Markets eagerly awaited this morning’s release of the November nonfarm payrolls report. The employment component of the ISM non-manufacturing report was robust and expectations of heavy Thanksgiving holiday hiring led to predictions of an upward surprise to the 200,000 jobs forecast.
There was a surprise, but it wasn’t upward.
November employment rose 155,000, and the unemployment rate was unchanged at 3.7%. FX markets were underwhelmed. The US dollar was sold across the board, but the moves were shallow, and as of 1400 GMT the gains were marginal.
EURUSD rallied from 1.1370 to 1.1410 and then dropped to 1.1390 while GBPUSD and USD JPY retraced all their post NFP moves.
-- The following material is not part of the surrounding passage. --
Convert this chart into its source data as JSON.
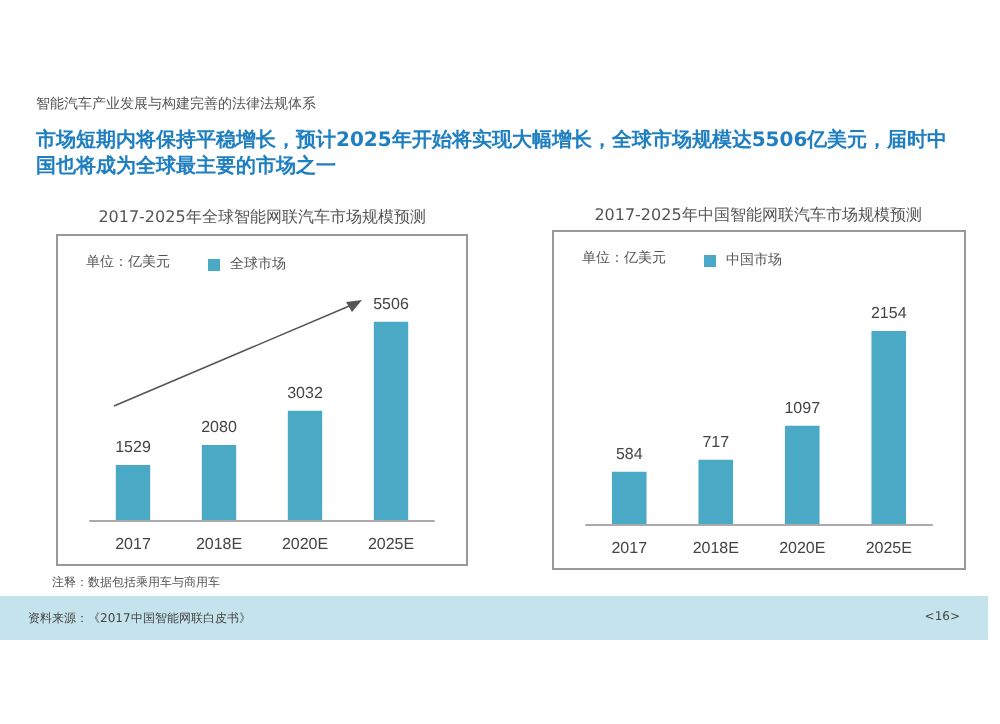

USDCAD was the biggest loser today, dropping from 1.3390 to 1.3261 as of 1345 GMT. Canada added a jaw-dropping 94,100 new jobs in November and 89,000 were full-time. The data was a ray of sunshine after a week which saw WTI oil prices flirting with $50.00/barrel and a clear dovish flip-flop by the Bank of Canada. The plunge was worsened by stop losses being triggered on the break of 1.3340 and 1.3280. Longer term, fears about the impact of soft oil prices on the domestic economy, the risk of reprisals by China for Canada’s arrest of the Huawei CFO, downgraded rate hike expectations and uptrend line support at 1.3200 will limit USDCAD losses.
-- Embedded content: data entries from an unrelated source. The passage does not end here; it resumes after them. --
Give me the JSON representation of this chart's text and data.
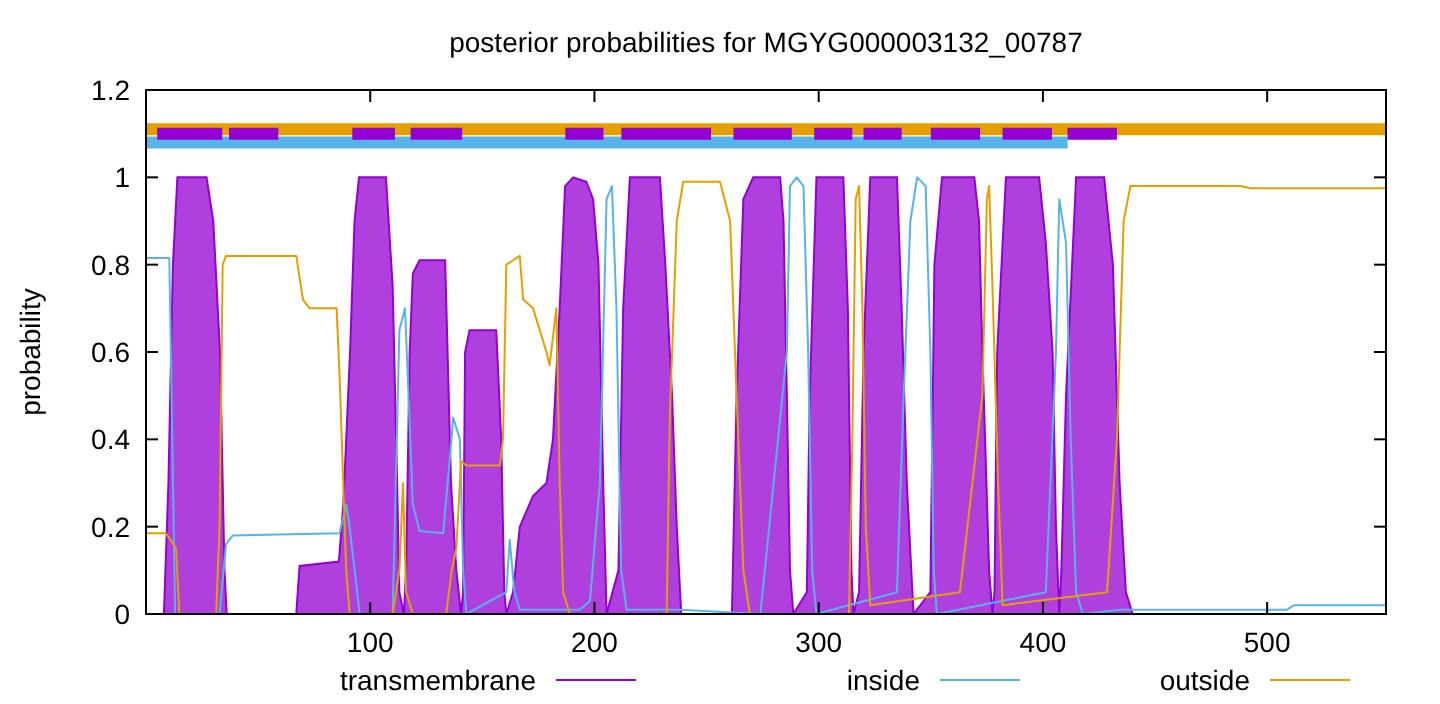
{
  "chart_data": {
    "type": "line",
    "title": "posterior probabilities for MGYG000003132_00787",
    "ylabel": "probability",
    "xlim": [
      0,
      553
    ],
    "ylim": [
      0,
      1.2
    ],
    "xticks": [
      100,
      200,
      300,
      400,
      500
    ],
    "yticks": [
      0,
      0.2,
      0.4,
      0.6,
      0.8,
      1,
      1.2
    ],
    "legend": "bottom",
    "grid": false,
    "series": [
      {
        "name": "transmembrane",
        "type": "area",
        "color": "#9400d3",
        "x": [
          8,
          10,
          12,
          14,
          27,
          30,
          33,
          35,
          36,
          67,
          68.5,
          86,
          88,
          91,
          93,
          95,
          107,
          110,
          112,
          113,
          115,
          116,
          117.6,
          119,
          122,
          133.4,
          134.5,
          136,
          138.4,
          140.5,
          141.4,
          142.3,
          144.3,
          156.2,
          158.4,
          159.8,
          160.7,
          163.7,
          166.7,
          172.6,
          178.6,
          181.5,
          184.5,
          186.9,
          190.5,
          196.4,
          199.4,
          201.8,
          203.9,
          205.4,
          210.7,
          212.8,
          215.8,
          229.2,
          231.6,
          234.6,
          236.7,
          238.7,
          261.3,
          263.4,
          266.4,
          270.8,
          282.8,
          284.3,
          285.8,
          287.2,
          288.7,
          294.7,
          296,
          299,
          311,
          313,
          314.6,
          315.5,
          318,
          320,
          323,
          334.9,
          337,
          339.3,
          342.3,
          349.8,
          351.6,
          355,
          369.4,
          371.5,
          373,
          376,
          377.5,
          378.4,
          379.6,
          383.5,
          398.3,
          401.3,
          404.3,
          405.8,
          407.3,
          408.2,
          410.3,
          414.8,
          427.3,
          431.2,
          434.2,
          437,
          440
        ],
        "values": [
          0,
          0.3,
          0.8,
          1,
          1,
          0.9,
          0.6,
          0.1,
          0,
          0,
          0.11,
          0.12,
          0.25,
          0.6,
          0.9,
          1,
          1,
          0.75,
          0.3,
          0.05,
          0,
          0.1,
          0.6,
          0.78,
          0.81,
          0.81,
          0.6,
          0.3,
          0.1,
          0,
          0.05,
          0.6,
          0.65,
          0.65,
          0.4,
          0.05,
          0,
          0.05,
          0.2,
          0.27,
          0.3,
          0.4,
          0.7,
          0.98,
          1,
          0.99,
          0.95,
          0.8,
          0.3,
          0,
          0.1,
          0.7,
          1,
          1,
          0.8,
          0.5,
          0.2,
          0,
          0,
          0.5,
          0.95,
          1,
          1,
          0.9,
          0.5,
          0.1,
          0,
          0.05,
          0.5,
          1,
          1,
          0.7,
          0.1,
          0,
          0.05,
          0.6,
          1,
          1,
          0.7,
          0.3,
          0,
          0.05,
          0.8,
          1,
          1,
          0.9,
          0.6,
          0.1,
          0,
          0.05,
          0.6,
          1,
          1,
          0.85,
          0.6,
          0.2,
          0,
          0.1,
          0.5,
          1,
          1,
          0.8,
          0.3,
          0.05,
          0
        ]
      },
      {
        "name": "inside",
        "color": "#56b4e9",
        "x": [
          0,
          10.4,
          13,
          32.8,
          35.7,
          38.7,
          86.3,
          89.3,
          90.8,
          95.3,
          110,
          113,
          115.5,
          116.7,
          119,
          122,
          132.5,
          135.4,
          137,
          140,
          141.4,
          142.9,
          160.7,
          162.2,
          164.3,
          166.7,
          193.5,
          198,
          202.4,
          205.4,
          207.8,
          209.8,
          211.9,
          214.3,
          238,
          274,
          285.8,
          287.2,
          290.2,
          293.2,
          295.3,
          297.1,
          299,
          334.9,
          337.9,
          340.9,
          343.9,
          347.7,
          349.8,
          351.3,
          352.7,
          401.3,
          405.8,
          407.3,
          410.3,
          412.4,
          414.8,
          417.8,
          434.5,
          508.9,
          511.9,
          553
        ],
        "values": [
          0.815,
          0.815,
          0,
          0,
          0.16,
          0.18,
          0.185,
          0.25,
          0.2,
          0,
          0,
          0.65,
          0.7,
          0.55,
          0.25,
          0.19,
          0.185,
          0.35,
          0.45,
          0.4,
          0.1,
          0,
          0.05,
          0.17,
          0.05,
          0.01,
          0.01,
          0.03,
          0.3,
          0.95,
          0.98,
          0.7,
          0.1,
          0.01,
          0.01,
          0,
          0.6,
          0.98,
          1,
          0.98,
          0.6,
          0.1,
          0,
          0.05,
          0.5,
          0.9,
          1,
          0.98,
          0.6,
          0.1,
          0,
          0.05,
          0.6,
          0.95,
          0.85,
          0.4,
          0.05,
          0,
          0.01,
          0.01,
          0.02,
          0.02
        ]
      },
      {
        "name": "outside",
        "color": "#e69f00",
        "x": [
          0,
          8.9,
          13.4,
          14.9,
          31.3,
          32.8,
          34.2,
          35.7,
          67,
          70,
          73,
          85,
          86.3,
          89.3,
          90.8,
          110,
          113,
          114.6,
          116,
          119,
          133.9,
          136.3,
          138.4,
          140.5,
          142.9,
          157.8,
          159.2,
          160.7,
          166.7,
          168.2,
          172.6,
          178.6,
          180,
          183,
          184.5,
          186,
          189,
          232.2,
          233.6,
          236.7,
          239.6,
          256,
          260.5,
          263.4,
          266.4,
          269.3,
          313.5,
          315,
          316.5,
          318,
          319.5,
          321,
          323,
          363,
          373,
          375,
          376,
          377.5,
          380,
          382,
          428.6,
          433,
          436,
          439,
          488,
          492.6,
          553
        ],
        "values": [
          0.185,
          0.185,
          0.15,
          0,
          0,
          0.2,
          0.8,
          0.82,
          0.82,
          0.72,
          0.7,
          0.7,
          0.55,
          0.1,
          0,
          0,
          0.1,
          0.3,
          0.05,
          0,
          0,
          0.1,
          0.15,
          0.35,
          0.34,
          0.34,
          0.4,
          0.8,
          0.82,
          0.72,
          0.7,
          0.6,
          0.57,
          0.7,
          0.3,
          0.05,
          0,
          0,
          0.45,
          0.9,
          0.99,
          0.99,
          0.9,
          0.5,
          0.1,
          0,
          0,
          0.4,
          0.95,
          0.98,
          0.7,
          0.2,
          0.02,
          0.05,
          0.5,
          0.95,
          0.98,
          0.75,
          0.3,
          0.02,
          0.05,
          0.4,
          0.9,
          0.98,
          0.98,
          0.975,
          0.975
        ]
      },
      {
        "color": "#e69f00",
        "x": [
          0,
          553
        ],
        "values": [
          1.11,
          1.11
        ]
      },
      {
        "color": "#56b4e9",
        "x": [
          0,
          411
        ],
        "values": [
          1.08,
          1.08
        ]
      },
      {
        "color": "#9400d3",
        "x": [
          5,
          34
        ],
        "values": [
          1.1,
          1.1
        ]
      },
      {
        "color": "#9400d3",
        "x": [
          37,
          59
        ],
        "values": [
          1.1,
          1.1
        ]
      },
      {
        "color": "#9400d3",
        "x": [
          92,
          111
        ],
        "values": [
          1.1,
          1.1
        ]
      },
      {
        "color": "#9400d3",
        "x": [
          118,
          141
        ],
        "values": [
          1.1,
          1.1
        ]
      },
      {
        "color": "#9400d3",
        "x": [
          187,
          204
        ],
        "values": [
          1.1,
          1.1
        ]
      },
      {
        "color": "#9400d3",
        "x": [
          212,
          252
        ],
        "values": [
          1.1,
          1.1
        ]
      },
      {
        "color": "#9400d3",
        "x": [
          262,
          288
        ],
        "values": [
          1.1,
          1.1
        ]
      },
      {
        "color": "#9400d3",
        "x": [
          298,
          315
        ],
        "values": [
          1.1,
          1.1
        ]
      },
      {
        "color": "#9400d3",
        "x": [
          320,
          337
        ],
        "values": [
          1.1,
          1.1
        ]
      },
      {
        "color": "#9400d3",
        "x": [
          350,
          372
        ],
        "values": [
          1.1,
          1.1
        ]
      },
      {
        "color": "#9400d3",
        "x": [
          382,
          404
        ],
        "values": [
          1.1,
          1.1
        ]
      },
      {
        "color": "#9400d3",
        "x": [
          411,
          433
        ],
        "values": [
          1.1,
          1.1
        ]
      }
    ]
  }
}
Wall Street has fallen into the red, and traders are anxious that China may walk away from the trade war truce considering the Huawei arrest.
It is going to be another busy week with major data competing with the UK Parliament vote on Prime Minister Theresa May’s Brexit plan and the impact of the Italy budget dispute at the European Union council meeting. Other factors are the final Opec production quota decision and Washington politics.